The mistake is turning the phone off.

I'm guessing this phone is old enough that the motherboard backup battery has died. So when you turn it off the clock loses its time and resets to a default value (is the year wrong as well? Like 1970 wrong?). If you set it manually, or get enough signal for it to update it should keep time ok, but turning it off is causing it to lose it. This wouldn't have happened when it was new, but after a couple of years it's common.
 
The phone was bought in November 2016, it is 1 year and 9 month old. I could not find any information about motherboard backup battery. If it exists it should last longer then a year and 9 month. Default date is October 26 2018 and time 11:53 AM. I turned it off to save juice: being without cell service also means no electricity. I found that battery last longer when device is powered down and not wasting juice trying to find a tower.
 
Interesting, normally the default date in event of a complete power loss is 1970. But otherwise that's what this sounds like.

Airplane mode will stop it from looking for signals. Of course it will use even less power when turned off, but if you are losing the date/time each time you power down, and care about that, then that's the choice.
 
There isn't a motherboard backup battery (more commonly referred to as a CMOS battery) in your phone, there simply isn't enough space for one. That's mostly something used in desktops and laptops, not smartphones. Our phones generally rely on 'real-time clock' chips, a solid state alternative to an actual CMOS battery. The RTC is typically powered by your phone's lithium battery and it only requires a minimal trickle charge to retain info like the current date and time. But with the battery removed there's still essences of power in the motherboard and once those drain out (after a few seconds or minutes, which varies widely depending on the model) than the RTC loses stored info. Turning the phone back on however powers everything back up and if there's any kind of WiFi or cellular connectivity your phone is always syncing its date and time regularly.
https://en.wikipedia.org/wiki/Real-time_clock

As for those photos with the incorrect date and time, if you use Google Photos on your phone and haven't disabled the automatic backup & sync function, you can alter/correct the date and time using the web interface. The app doesn't have this feature, you need to log into your account on a web browser:
https://photos.google.com
open up the image, click on the Info icon (circle with an 'i' inside it), a contextual panel on right will show up, and then click on the little pencil icon to edit the date and time. A little cumbersome and you need to do this one at a time (no batch changing). There are ways do multiple date/time alts using a terminal and the 'date' and 'touch' commands but it does require root.
 
Thank you for info and photo-advise. I usually download pictures into a big NAS device to share on my local network and group them. After time passes it might be confusing to see summer pictures with October dates. From what you are saying this particular phone must have its RTC powered after actual on/off switch because what I described happens without removing battery (as far as I know the cover is glued and removing buttery is not easy).
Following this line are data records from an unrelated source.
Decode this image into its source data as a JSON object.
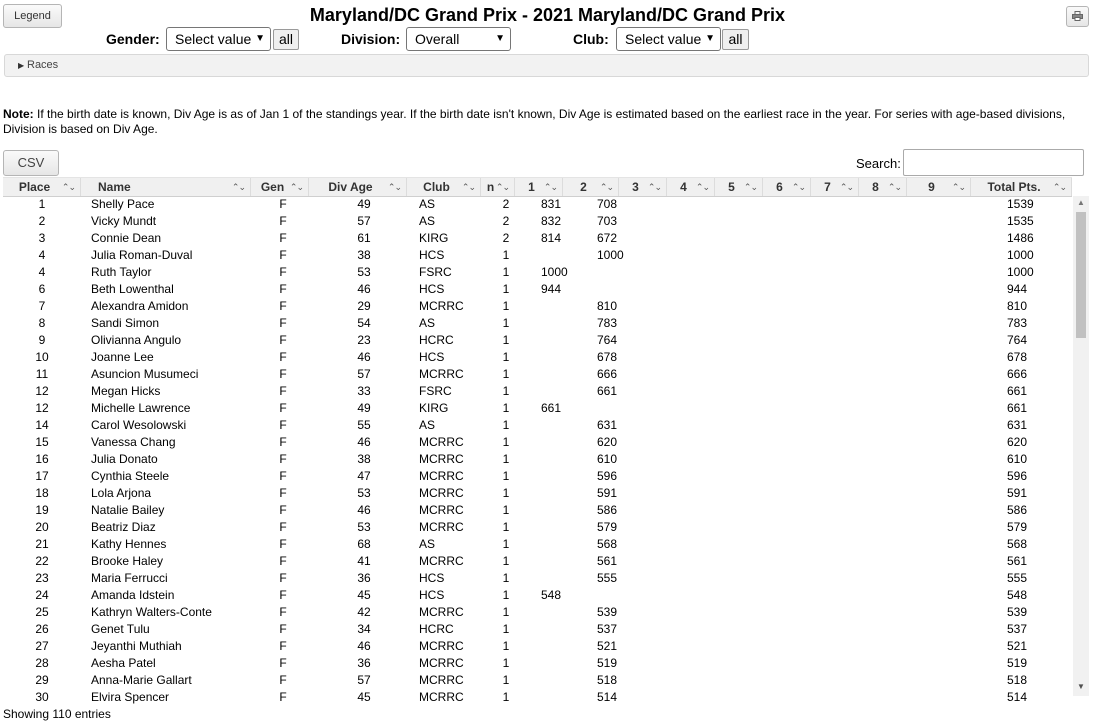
{
  "header": {
    "legend_label": "Legend",
    "title": "Maryland/DC Grand Prix - 2021 Maryland/DC Grand Prix",
    "print_icon": "printer-icon"
  },
  "filters": {
    "gender_label": "Gender:",
    "gender_value": "Select value",
    "division_label": "Division:",
    "division_value": "Overall",
    "club_label": "Club:",
    "club_value": "Select value",
    "all_label": "all"
  },
  "races": {
    "label": "Races"
  },
  "note": {
    "bold": "Note:",
    "text": " If the birth date is known, Div Age is as of Jan 1 of the standings year. If the birth date isn't known, Div Age is estimated based on the earliest race in the year. For series with age-based divisions, Division is based on Div Age."
  },
  "toolbar": {
    "csv_label": "CSV",
    "search_label": "Search:",
    "search_value": ""
  },
  "table": {
    "columns": [
      "Place",
      "Name",
      "Gen",
      "Div Age",
      "Club",
      "n",
      "1",
      "2",
      "3",
      "4",
      "5",
      "6",
      "7",
      "8",
      "9",
      "Total Pts."
    ],
    "rows": [
      [
        "1",
        "Shelly Pace",
        "F",
        "49",
        "AS",
        "2",
        "831",
        "708",
        "1539"
      ],
      [
        "2",
        "Vicky Mundt",
        "F",
        "57",
        "AS",
        "2",
        "832",
        "703",
        "1535"
      ],
      [
        "3",
        "Connie Dean",
        "F",
        "61",
        "KIRG",
        "2",
        "814",
        "672",
        "1486"
      ],
      [
        "4",
        "Julia Roman-Duval",
        "F",
        "38",
        "HCS",
        "1",
        "",
        "1000",
        "1000"
      ],
      [
        "4",
        "Ruth Taylor",
        "F",
        "53",
        "FSRC",
        "1",
        "1000",
        "",
        "1000"
      ],
      [
        "6",
        "Beth Lowenthal",
        "F",
        "46",
        "HCS",
        "1",
        "944",
        "",
        "944"
      ],
      [
        "7",
        "Alexandra Amidon",
        "F",
        "29",
        "MCRRC",
        "1",
        "",
        "810",
        "810"
      ],
      [
        "8",
        "Sandi Simon",
        "F",
        "54",
        "AS",
        "1",
        "",
        "783",
        "783"
      ],
      [
        "9",
        "Olivianna Angulo",
        "F",
        "23",
        "HCRC",
        "1",
        "",
        "764",
        "764"
      ],
      [
        "10",
        "Joanne Lee",
        "F",
        "46",
        "HCS",
        "1",
        "",
        "678",
        "678"
      ],
      [
        "11",
        "Asuncion Musumeci",
        "F",
        "57",
        "MCRRC",
        "1",
        "",
        "666",
        "666"
      ],
      [
        "12",
        "Megan Hicks",
        "F",
        "33",
        "FSRC",
        "1",
        "",
        "661",
        "661"
      ],
      [
        "12",
        "Michelle Lawrence",
        "F",
        "49",
        "KIRG",
        "1",
        "661",
        "",
        "661"
      ],
      [
        "14",
        "Carol Wesolowski",
        "F",
        "55",
        "AS",
        "1",
        "",
        "631",
        "631"
      ],
      [
        "15",
        "Vanessa Chang",
        "F",
        "46",
        "MCRRC",
        "1",
        "",
        "620",
        "620"
      ],
      [
        "16",
        "Julia Donato",
        "F",
        "38",
        "MCRRC",
        "1",
        "",
        "610",
        "610"
      ],
      [
        "17",
        "Cynthia Steele",
        "F",
        "47",
        "MCRRC",
        "1",
        "",
        "596",
        "596"
      ],
      [
        "18",
        "Lola Arjona",
        "F",
        "53",
        "MCRRC",
        "1",
        "",
        "591",
        "591"
      ],
      [
        "19",
        "Natalie Bailey",
        "F",
        "46",
        "MCRRC",
        "1",
        "",
        "586",
        "586"
      ],
      [
        "20",
        "Beatriz Diaz",
        "F",
        "53",
        "MCRRC",
        "1",
        "",
        "579",
        "579"
      ],
      [
        "21",
        "Kathy Hennes",
        "F",
        "68",
        "AS",
        "1",
        "",
        "568",
        "568"
      ],
      [
        "22",
        "Brooke Haley",
        "F",
        "41",
        "MCRRC",
        "1",
        "",
        "561",
        "561"
      ],
      [
        "23",
        "Maria Ferrucci",
        "F",
        "36",
        "HCS",
        "1",
        "",
        "555",
        "555"
      ],
      [
        "24",
        "Amanda Idstein",
        "F",
        "45",
        "HCS",
        "1",
        "548",
        "",
        "548"
      ],
      [
        "25",
        "Kathryn Walters-Conte",
        "F",
        "42",
        "MCRRC",
        "1",
        "",
        "539",
        "539"
      ],
      [
        "26",
        "Genet Tulu",
        "F",
        "34",
        "HCRC",
        "1",
        "",
        "537",
        "537"
      ],
      [
        "27",
        "Jeyanthi Muthiah",
        "F",
        "46",
        "MCRRC",
        "1",
        "",
        "521",
        "521"
      ],
      [
        "28",
        "Aesha Patel",
        "F",
        "36",
        "MCRRC",
        "1",
        "",
        "519",
        "519"
      ],
      [
        "29",
        "Anna-Marie Gallart",
        "F",
        "57",
        "MCRRC",
        "1",
        "",
        "518",
        "518"
      ],
      [
        "30",
        "Elvira Spencer",
        "F",
        "45",
        "MCRRC",
        "1",
        "",
        "514",
        "514"
      ]
    ]
  },
  "footer": {
    "showing": "Showing 110 entries"
  }
}
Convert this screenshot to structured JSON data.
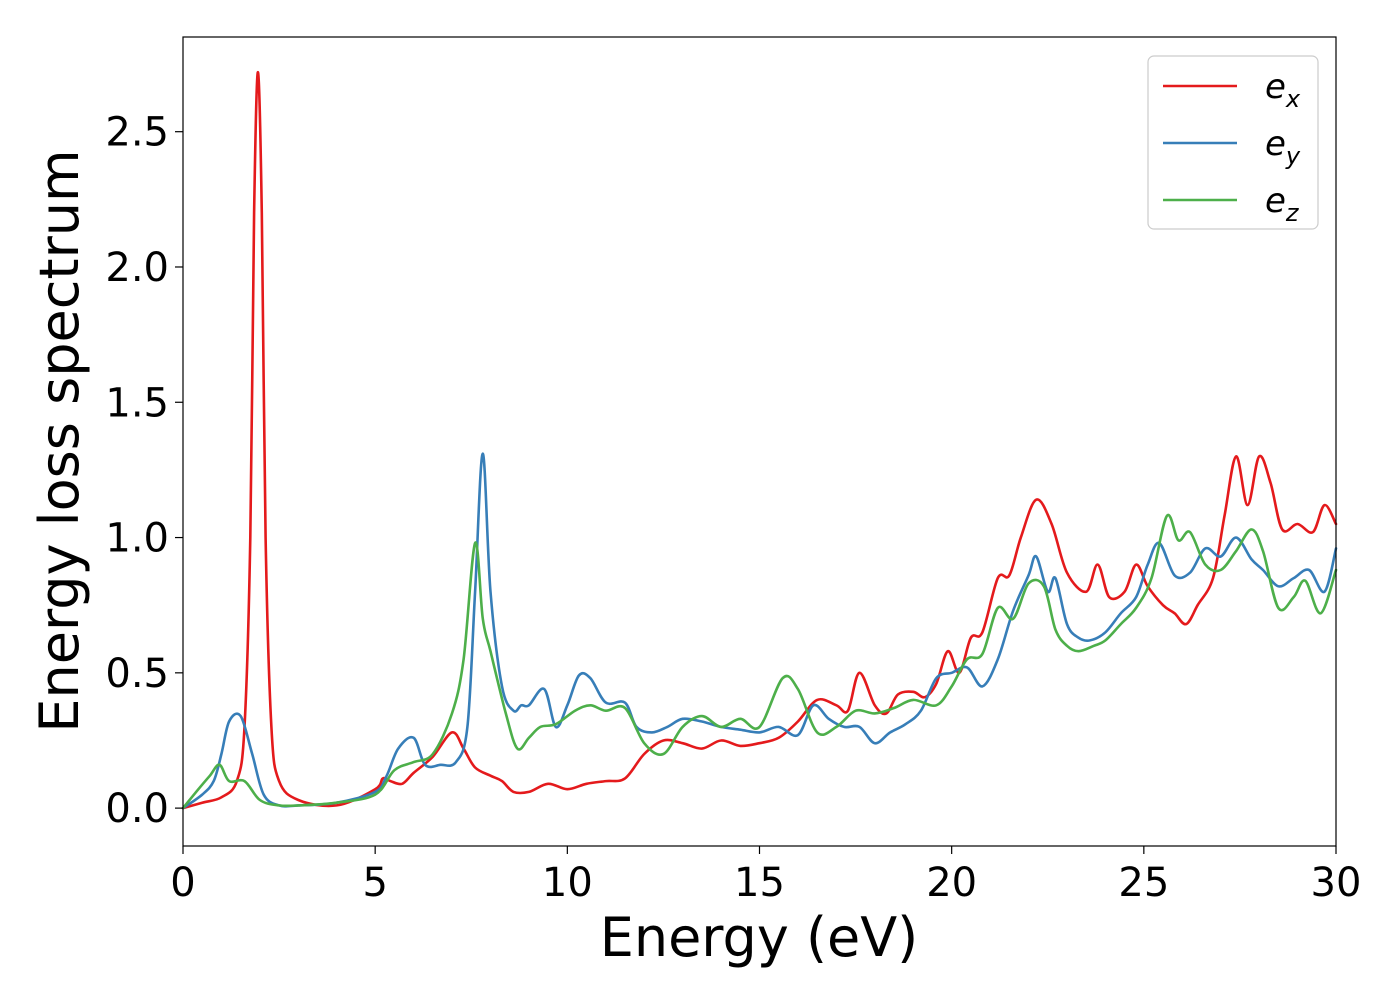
{
  "chart_data": {
    "type": "line",
    "title": "",
    "xlabel": "Energy (eV)",
    "ylabel": "Energy loss spectrum",
    "xlim": [
      0,
      30
    ],
    "ylim": [
      -0.14,
      2.85
    ],
    "xticks": [
      0,
      5,
      10,
      15,
      20,
      25,
      30
    ],
    "xtick_labels": [
      "0",
      "5",
      "10",
      "15",
      "20",
      "25",
      "30"
    ],
    "yticks": [
      0.0,
      0.5,
      1.0,
      1.5,
      2.0,
      2.5
    ],
    "ytick_labels": [
      "0.0",
      "0.5",
      "1.0",
      "1.5",
      "2.0",
      "2.5"
    ],
    "grid": false,
    "legend_position": "top-right",
    "series": [
      {
        "name": "e",
        "subscript": "x",
        "color": "#e41a1c",
        "points": [
          [
            0,
            0
          ],
          [
            0.5,
            0.02
          ],
          [
            1.0,
            0.04
          ],
          [
            1.4,
            0.1
          ],
          [
            1.6,
            0.3
          ],
          [
            1.75,
            1.0
          ],
          [
            1.85,
            2.2
          ],
          [
            1.95,
            2.72
          ],
          [
            2.05,
            2.2
          ],
          [
            2.15,
            1.0
          ],
          [
            2.3,
            0.3
          ],
          [
            2.5,
            0.1
          ],
          [
            3,
            0.03
          ],
          [
            4,
            0.01
          ],
          [
            5,
            0.07
          ],
          [
            5.2,
            0.11
          ],
          [
            5.4,
            0.1
          ],
          [
            5.7,
            0.09
          ],
          [
            6,
            0.13
          ],
          [
            6.5,
            0.19
          ],
          [
            7.0,
            0.28
          ],
          [
            7.3,
            0.22
          ],
          [
            7.6,
            0.15
          ],
          [
            8.0,
            0.12
          ],
          [
            8.3,
            0.1
          ],
          [
            8.6,
            0.06
          ],
          [
            9,
            0.06
          ],
          [
            9.5,
            0.09
          ],
          [
            10,
            0.07
          ],
          [
            10.5,
            0.09
          ],
          [
            11,
            0.1
          ],
          [
            11.5,
            0.11
          ],
          [
            12,
            0.2
          ],
          [
            12.5,
            0.25
          ],
          [
            13,
            0.24
          ],
          [
            13.5,
            0.22
          ],
          [
            14,
            0.25
          ],
          [
            14.5,
            0.23
          ],
          [
            15,
            0.24
          ],
          [
            15.5,
            0.26
          ],
          [
            16,
            0.32
          ],
          [
            16.5,
            0.4
          ],
          [
            17,
            0.38
          ],
          [
            17.3,
            0.36
          ],
          [
            17.6,
            0.5
          ],
          [
            18,
            0.38
          ],
          [
            18.3,
            0.35
          ],
          [
            18.6,
            0.42
          ],
          [
            19,
            0.43
          ],
          [
            19.3,
            0.41
          ],
          [
            19.6,
            0.46
          ],
          [
            19.9,
            0.58
          ],
          [
            20.2,
            0.5
          ],
          [
            20.5,
            0.63
          ],
          [
            20.8,
            0.65
          ],
          [
            21.2,
            0.85
          ],
          [
            21.5,
            0.86
          ],
          [
            21.8,
            1.0
          ],
          [
            22.2,
            1.14
          ],
          [
            22.6,
            1.05
          ],
          [
            23,
            0.87
          ],
          [
            23.5,
            0.8
          ],
          [
            23.8,
            0.9
          ],
          [
            24.1,
            0.78
          ],
          [
            24.5,
            0.8
          ],
          [
            24.8,
            0.9
          ],
          [
            25.1,
            0.82
          ],
          [
            25.5,
            0.75
          ],
          [
            25.8,
            0.72
          ],
          [
            26.1,
            0.68
          ],
          [
            26.4,
            0.75
          ],
          [
            26.8,
            0.85
          ],
          [
            27.1,
            1.08
          ],
          [
            27.4,
            1.3
          ],
          [
            27.7,
            1.12
          ],
          [
            28.0,
            1.3
          ],
          [
            28.3,
            1.2
          ],
          [
            28.6,
            1.03
          ],
          [
            29,
            1.05
          ],
          [
            29.4,
            1.02
          ],
          [
            29.7,
            1.12
          ],
          [
            30,
            1.05
          ]
        ]
      },
      {
        "name": "e",
        "subscript": "y",
        "color": "#377eb8",
        "points": [
          [
            0,
            0
          ],
          [
            0.5,
            0.05
          ],
          [
            0.8,
            0.1
          ],
          [
            1.0,
            0.2
          ],
          [
            1.2,
            0.32
          ],
          [
            1.5,
            0.34
          ],
          [
            1.8,
            0.2
          ],
          [
            2.1,
            0.05
          ],
          [
            2.5,
            0.01
          ],
          [
            3,
            0.01
          ],
          [
            4,
            0.02
          ],
          [
            5,
            0.06
          ],
          [
            5.3,
            0.12
          ],
          [
            5.6,
            0.22
          ],
          [
            6,
            0.26
          ],
          [
            6.3,
            0.16
          ],
          [
            6.7,
            0.16
          ],
          [
            7.1,
            0.17
          ],
          [
            7.4,
            0.3
          ],
          [
            7.6,
            0.8
          ],
          [
            7.8,
            1.31
          ],
          [
            8.0,
            0.8
          ],
          [
            8.3,
            0.45
          ],
          [
            8.6,
            0.36
          ],
          [
            8.8,
            0.38
          ],
          [
            9.0,
            0.38
          ],
          [
            9.4,
            0.44
          ],
          [
            9.7,
            0.3
          ],
          [
            10.0,
            0.38
          ],
          [
            10.3,
            0.49
          ],
          [
            10.6,
            0.48
          ],
          [
            11,
            0.39
          ],
          [
            11.5,
            0.39
          ],
          [
            11.8,
            0.3
          ],
          [
            12.2,
            0.28
          ],
          [
            12.6,
            0.3
          ],
          [
            13,
            0.33
          ],
          [
            13.5,
            0.32
          ],
          [
            14,
            0.3
          ],
          [
            14.5,
            0.29
          ],
          [
            15,
            0.28
          ],
          [
            15.5,
            0.3
          ],
          [
            16,
            0.27
          ],
          [
            16.4,
            0.38
          ],
          [
            16.8,
            0.33
          ],
          [
            17.2,
            0.3
          ],
          [
            17.6,
            0.3
          ],
          [
            18,
            0.24
          ],
          [
            18.4,
            0.28
          ],
          [
            18.8,
            0.31
          ],
          [
            19.2,
            0.36
          ],
          [
            19.6,
            0.48
          ],
          [
            20,
            0.5
          ],
          [
            20.4,
            0.52
          ],
          [
            20.8,
            0.45
          ],
          [
            21.2,
            0.55
          ],
          [
            21.6,
            0.73
          ],
          [
            22.0,
            0.86
          ],
          [
            22.2,
            0.93
          ],
          [
            22.5,
            0.8
          ],
          [
            22.7,
            0.85
          ],
          [
            23,
            0.68
          ],
          [
            23.3,
            0.63
          ],
          [
            23.6,
            0.62
          ],
          [
            24,
            0.65
          ],
          [
            24.4,
            0.72
          ],
          [
            24.8,
            0.78
          ],
          [
            25.1,
            0.9
          ],
          [
            25.4,
            0.98
          ],
          [
            25.8,
            0.86
          ],
          [
            26.2,
            0.87
          ],
          [
            26.6,
            0.96
          ],
          [
            27,
            0.93
          ],
          [
            27.4,
            1.0
          ],
          [
            27.8,
            0.92
          ],
          [
            28.1,
            0.88
          ],
          [
            28.5,
            0.82
          ],
          [
            28.9,
            0.85
          ],
          [
            29.3,
            0.88
          ],
          [
            29.7,
            0.8
          ],
          [
            30,
            0.96
          ]
        ]
      },
      {
        "name": "e",
        "subscript": "z",
        "color": "#4daf4a",
        "points": [
          [
            0,
            0
          ],
          [
            0.4,
            0.07
          ],
          [
            0.7,
            0.12
          ],
          [
            0.95,
            0.16
          ],
          [
            1.2,
            0.1
          ],
          [
            1.6,
            0.1
          ],
          [
            2.0,
            0.03
          ],
          [
            2.5,
            0.01
          ],
          [
            3,
            0.01
          ],
          [
            4,
            0.02
          ],
          [
            5,
            0.05
          ],
          [
            5.5,
            0.14
          ],
          [
            6,
            0.17
          ],
          [
            6.5,
            0.2
          ],
          [
            7,
            0.35
          ],
          [
            7.3,
            0.55
          ],
          [
            7.6,
            0.98
          ],
          [
            7.8,
            0.7
          ],
          [
            8.0,
            0.58
          ],
          [
            8.4,
            0.35
          ],
          [
            8.7,
            0.22
          ],
          [
            9.0,
            0.26
          ],
          [
            9.3,
            0.3
          ],
          [
            9.7,
            0.31
          ],
          [
            10.2,
            0.36
          ],
          [
            10.6,
            0.38
          ],
          [
            11,
            0.36
          ],
          [
            11.5,
            0.37
          ],
          [
            12,
            0.24
          ],
          [
            12.5,
            0.2
          ],
          [
            13,
            0.3
          ],
          [
            13.5,
            0.34
          ],
          [
            14,
            0.3
          ],
          [
            14.5,
            0.33
          ],
          [
            15,
            0.3
          ],
          [
            15.6,
            0.48
          ],
          [
            16,
            0.44
          ],
          [
            16.5,
            0.28
          ],
          [
            17,
            0.3
          ],
          [
            17.5,
            0.36
          ],
          [
            18,
            0.35
          ],
          [
            18.5,
            0.37
          ],
          [
            19,
            0.4
          ],
          [
            19.6,
            0.38
          ],
          [
            20,
            0.45
          ],
          [
            20.4,
            0.55
          ],
          [
            20.8,
            0.57
          ],
          [
            21.2,
            0.74
          ],
          [
            21.6,
            0.7
          ],
          [
            22,
            0.83
          ],
          [
            22.4,
            0.82
          ],
          [
            22.7,
            0.66
          ],
          [
            23,
            0.6
          ],
          [
            23.3,
            0.58
          ],
          [
            23.7,
            0.6
          ],
          [
            24,
            0.62
          ],
          [
            24.4,
            0.68
          ],
          [
            24.8,
            0.74
          ],
          [
            25.2,
            0.85
          ],
          [
            25.6,
            1.08
          ],
          [
            25.9,
            0.99
          ],
          [
            26.2,
            1.02
          ],
          [
            26.6,
            0.9
          ],
          [
            27.0,
            0.88
          ],
          [
            27.4,
            0.95
          ],
          [
            27.8,
            1.03
          ],
          [
            28.1,
            0.95
          ],
          [
            28.5,
            0.74
          ],
          [
            28.9,
            0.78
          ],
          [
            29.2,
            0.84
          ],
          [
            29.6,
            0.72
          ],
          [
            30,
            0.88
          ]
        ]
      }
    ]
  }
}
From experimenting internal capacitance keeps RTC powered just few seconds.
 
OK this it a good idea, storing your photo library in a NAS is a more practical strategy. Accessing the photo files directly using a computer UI to batch edit the time stamps on that grouping of photos is probably the most expedient way.
I don't know which photo manager app you're using so this might not even apply. I stopped relying on the Gallery app and now just use the Google Photos app but from I remember the Gallery app wasn't the most responsive to automatically re-indexing info like date and time changes done directly to photos, as opposed to changes made using the app's interface. Needed to do stuff like clear the Gallery app's cache to prompt it. Just an anecdotal observation.